How to read Obama’s Mideast trip

https://now.mmedia.me/lb/en/commentaryanalysis/how-to-read-obamas-mideast-trip

Everyone who follows the struggle for Israeli-Palestinian peace – especially insofar as they have any interest in it succeeding – quickly risks getting sucked into an exaggerated, bipolar discourse. The highs are too high and the lows too low to be justified by the circumstances. These affects inevitably lack what T. S. Eliot called an “objective correlative”: a reality-based source for such extreme emotions. The narrative asserts, but doesn’t justify, them.

 

There are two ways of getting it wrong, even without being hostile to a two-state solution. Some are fixated on being relentlessly rosy or doggedly downbeat. But most, at least to some extent, allow ourselves to be swayed with the pendulum of prevailing wisdom. Neither impulse is fact-based.

 

Right now a great many who are invested in Israeli-Palestinian peace appear to be in a manic phase. Because expectations were so low for President Barack Obama’s trip to the region, his skillful exercise in public diplomacy (especially as directed towards Jewish Israelis) has produced a palpable positive overreaction in many quarters.

 

Some are even speaking as if we had an active, American-led peace process in place, but in fact we don’t. And developing one will be a lengthy, difficult, and risky process.

 

Others, of course, are still entirely depressive.
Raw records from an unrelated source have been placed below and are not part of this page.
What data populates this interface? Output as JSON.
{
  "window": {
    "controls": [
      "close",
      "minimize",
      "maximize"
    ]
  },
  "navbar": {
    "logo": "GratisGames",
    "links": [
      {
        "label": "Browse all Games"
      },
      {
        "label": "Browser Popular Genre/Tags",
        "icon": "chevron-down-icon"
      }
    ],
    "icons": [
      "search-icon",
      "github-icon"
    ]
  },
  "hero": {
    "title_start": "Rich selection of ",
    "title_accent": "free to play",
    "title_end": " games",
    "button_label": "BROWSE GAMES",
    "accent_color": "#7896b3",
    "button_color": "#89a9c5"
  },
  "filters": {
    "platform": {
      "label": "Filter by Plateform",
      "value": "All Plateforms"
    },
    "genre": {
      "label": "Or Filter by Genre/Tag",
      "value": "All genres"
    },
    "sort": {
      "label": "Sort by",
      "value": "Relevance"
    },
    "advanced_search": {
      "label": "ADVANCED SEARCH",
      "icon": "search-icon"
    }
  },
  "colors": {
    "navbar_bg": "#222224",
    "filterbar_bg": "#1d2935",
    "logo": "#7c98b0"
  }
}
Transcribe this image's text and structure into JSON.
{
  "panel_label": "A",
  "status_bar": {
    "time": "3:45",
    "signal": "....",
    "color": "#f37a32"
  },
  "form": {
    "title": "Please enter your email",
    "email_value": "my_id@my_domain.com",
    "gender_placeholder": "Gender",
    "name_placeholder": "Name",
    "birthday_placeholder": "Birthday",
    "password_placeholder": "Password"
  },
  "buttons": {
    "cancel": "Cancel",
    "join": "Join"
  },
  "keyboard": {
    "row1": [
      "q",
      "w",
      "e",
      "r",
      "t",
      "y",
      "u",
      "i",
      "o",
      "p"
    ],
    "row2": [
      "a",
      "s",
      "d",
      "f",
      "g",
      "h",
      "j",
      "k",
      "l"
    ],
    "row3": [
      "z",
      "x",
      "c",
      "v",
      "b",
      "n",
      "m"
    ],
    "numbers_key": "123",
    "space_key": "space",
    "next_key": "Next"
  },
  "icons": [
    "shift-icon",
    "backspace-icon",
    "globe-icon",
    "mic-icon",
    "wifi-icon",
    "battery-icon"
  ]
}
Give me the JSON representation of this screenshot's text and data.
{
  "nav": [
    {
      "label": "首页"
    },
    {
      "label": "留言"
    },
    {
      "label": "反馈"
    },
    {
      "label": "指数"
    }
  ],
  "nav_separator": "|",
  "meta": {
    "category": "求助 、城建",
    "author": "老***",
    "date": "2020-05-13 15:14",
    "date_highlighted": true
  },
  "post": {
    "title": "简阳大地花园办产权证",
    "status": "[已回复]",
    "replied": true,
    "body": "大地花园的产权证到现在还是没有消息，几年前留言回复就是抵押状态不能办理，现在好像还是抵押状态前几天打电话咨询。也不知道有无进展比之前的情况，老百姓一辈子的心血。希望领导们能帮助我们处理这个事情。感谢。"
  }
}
Obama looked like a tourist. He gave the store away to Israel. He kicked the can down the road to his successors. Been there, done that, etc.

 

But the bottom line is, while we are not on the brink of peace, or even renewed negotiations, we are across-the-board better off than we were a week ago. It’s equally unjustified to dismiss those improvements and pretend they didn’t occur or don’t matter as it is to declare the United States has reasserted its leadership and once again made peace a top priority.

 

So, if he didn’t make any actual progress towards a peace agreement, what exactly did Obama achieve? Quite a good deal, actually.

 

Most obvious is his reset with Prime Minister Benjamin Netanyahu, and, more importantly, the Israeli public. A reflexively zero-sum mentality assumes that better relations between the American president and Israel are a bad thing for the Palestinians. But the last two years of such tensions didn’t deliver anything useful to the Palestinians at all. And, in the end, since they want the Americans to help secure Israel’s agreement to end the occupation, Palestinians need a healthy, functional US-Israeli relationship.

 

Obama bent over backwards to tell the Israeli public everything it could want to hear, but he also had some harsh truths for them. And in those harsh truths were acknowledgments of the Palestinian experience that went far beyond anything we’ve heard from top-level American officials in the past. In particular, Obama’s declaration that the Palestinians “deserve justice” can only be read as an acknowledgment that there is something fundamentally unjust about the way the occupation mistreats them as human beings.

 

At least as significantly, Obama’s visit was immediately followed by two important steps that will directly benefit the Palestinian economy.

 

The United States pledged to release $500 million in withheld aid to the Palestinian Authority. And, more importantly, Israel has pledged to resume transferring the Palestinian tax revenues that make up the bulk of the PA monthly budget. Those revenues translate directly into paychecks for public sector employees and their families – about 1 million Palestinians – who have been struggling with delays and other hardships for many months.

 

It’s also striking that Obama personally met twice with embattled Palestinian Prime Minister Salam Fayyad, and repeatedly endorsed the institution-building program that he developed and has led since 2009. Obama made American support for Fayyad and his policies clear to any Israelis or Palestinians who harbored doubts about that.

 

Finally Obama obviously played a major role in initiating the unfolding Israeli-Turkish rapprochement. The two parties were brought together by mutual concerns regarding Syria, which will also provoke anxiety for Iran and Hezbollah. Bringing these two sulking American allies back together may not please everyone in the Middle East, but it’s clearly a substantial achievement for US policy.

 

So Obama’s trip yielded significant benefits to all parties. That said, nothing that took place could be confused for any actual “progress” towards a peace agreement.

 

Carefully cultivated low expectations for Obama’s trip led not just to pleasant surprise, but also to “irrational exuberance” on the part of some when it proved substantive and impressive. The danger, now, is that too large a bubble of hope has been created which, sooner rather than later, will pop, crash, and burn.

 

To avoid that, Obama and Secretary of State John Kerry will need to move beyond public diplomacy and managing expectations. They will have to develop policies that breathe new life, however gently, into the two-state solution. And that’s when the hard part really begins.